Reputation: 303
I have a data set that records people's qualifications. There are several rows of data per person, with variables in wide format. I need to "widen" it even further so that I have a single row for each person in the data with the variables repeating as columns. You guessed it - the data needs to go into a spreadsheet template.
There will be a maximum of 10 rows per person, but no specified minimum.
Here's a simplified example of the data in its current form:
current <- structure(list(id = c("Bob", "Bob", "Bob", "Bob", "Jim", "Jim",
"Jim", "Jim"), awarding.body = c("SQA", "SQA", "SQA", "SQA",
"SQA", "SQA", "SQA", "SQA"), qual.type = c("HIGHER GRADE", "HIGHER GRADE",
"STANDARD GRADE", "STANDARD GRADE", "HIGHER GRADE", "HIGHER GRADE",
"STANDARD GRADE", "STANDARD GRADE"), year.awarded = c(1998L,
1998L, 1996L, 1996L, 1999L, 1999L, 1997L, 1997L), band = c("A",
"A", "B", "B", "B", "B", "A", "B"), subject = c("Mathematics",
"Chemistry", "French", "Physics", "Fine Art", "Geography", "Craft & Design",
"French")), .Names = c("id", "awarding.body", "qual.type", "year.awarded",
"band", "subject"), class = "data.frame", row.names = c(NA, -8L
))
Here is how I need the data to look
desired <- structure(list(id = c("Bob", "Jim"), awarding.body.1 = c("SQA",
"SQA"), qual.type.1 = c("HIGHER GRADE", "HIGHER GRADE"), year.awarded.1 = 1998:1999,
band.1 = c("A", "B"), subject.1 = c("Mathematics", "Fine Art"
), awarding.body.2 = c("SQA", "SQA"), qual.type.2 = c("HIGHER GRADE",
"HIGHER GRADE"), year.awarded.2 = 1998:1999, band.2 = c("A",
"B"), subject.2 = c("Chemistry", "Geography"), awarding.body.3 = c("SQA",
"SQA"), qual.type.3 = c("STANDARD GRADE", "STANDARD GRADE"

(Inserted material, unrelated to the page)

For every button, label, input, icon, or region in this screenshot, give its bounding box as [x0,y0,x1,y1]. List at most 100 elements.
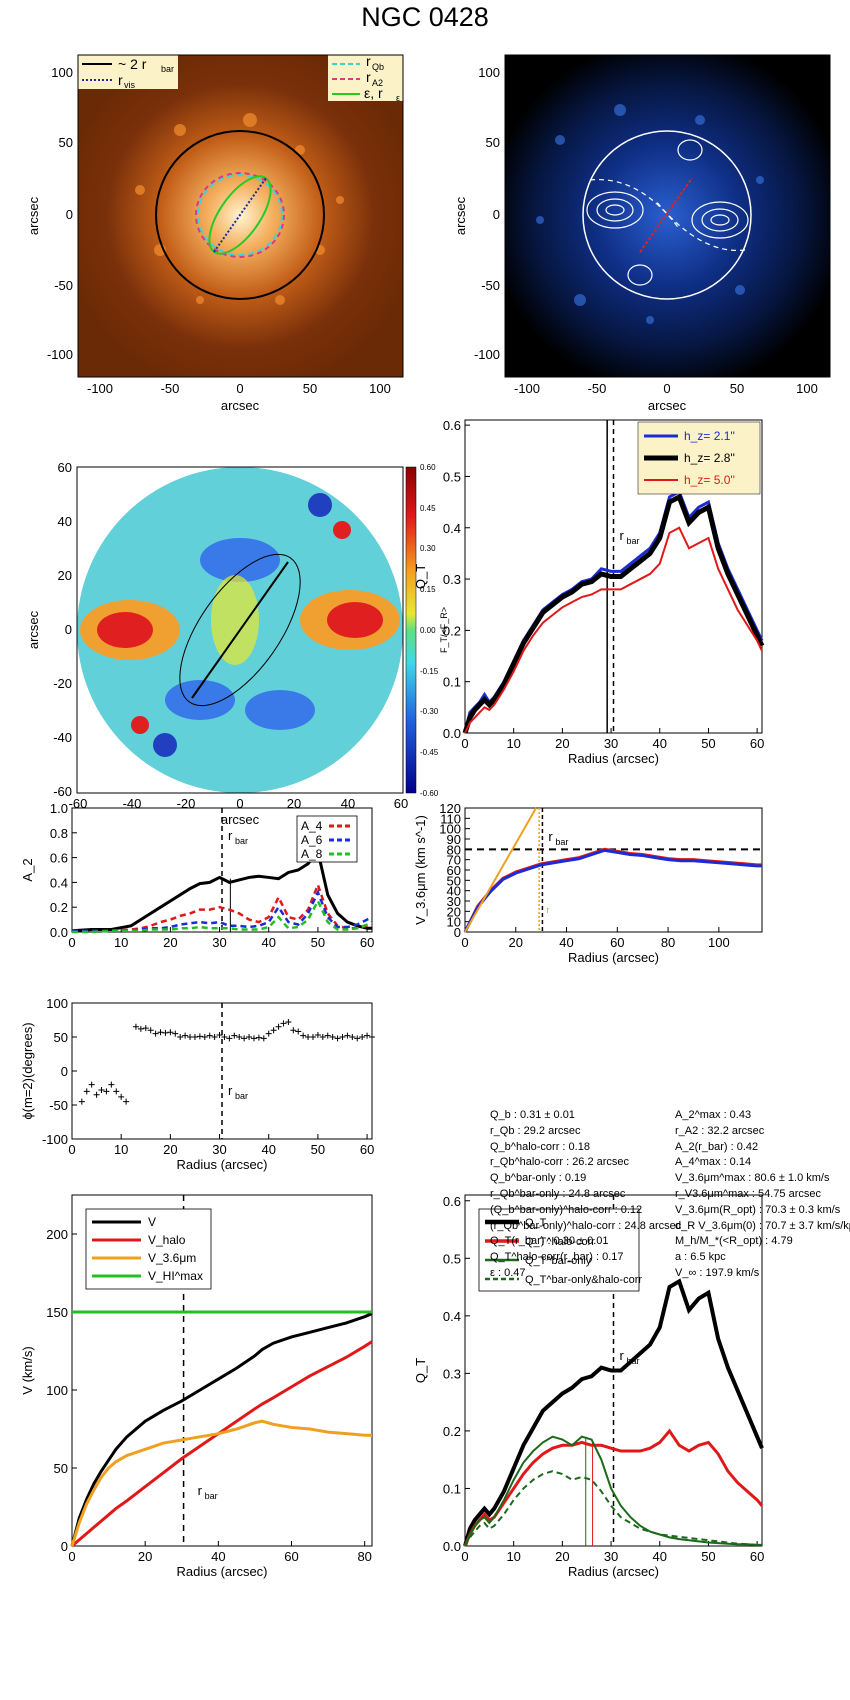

), year.awarded.3 = 1996:1997, band.3 = c("B", "A"), subject.3 = c("French",
"Craft & Design"), awarding.body.4 = c("SQA", "SQA"), qual.type.4 = c("STANDARD GRADE",
"STANDARD GRADE"), year.awarded.4 = 1996:1997, band.4 = c("B",
"B"), subject.4 = c("Physics", "French")), .Names = c("id",
"awarding.body.1", "qual.type.1", "year.awarded.1", "band.1",
"subject.1", "awarding.body.2", "qual.type.2", "year.awarded.2",
"band.2", "subject.2", "awarding.body.3", "qual.type.3", "year.awarded.3",
"band.3", "subject.3", "awarding.body.4", "qual.type.4", "year.awarded.4",
"band.4", "subject.4"), class = "data.frame", row.names = c(NA,
-2L))
I tried various things with the Reshape2 package but I don't think this is a typical reshaping problem? I've looked at various reshaping questions on here but haven't found a solution.
Advice greatly appreciated.
Upvotes: 0
Views: 76
Reputation: 887251
Try
current1 <- transform(current, indx=ave(seq_along(id), id, FUN=seq_along))
desired1 <- reshape(current1, idvar='id', timevar='indx', direction='wide')
row.names(desired1) <- NULL
attr(desired1, 'reshapeWide') <- NULL
all.equal(desired1, desired)
#[1] TRUE
Upvotes: 1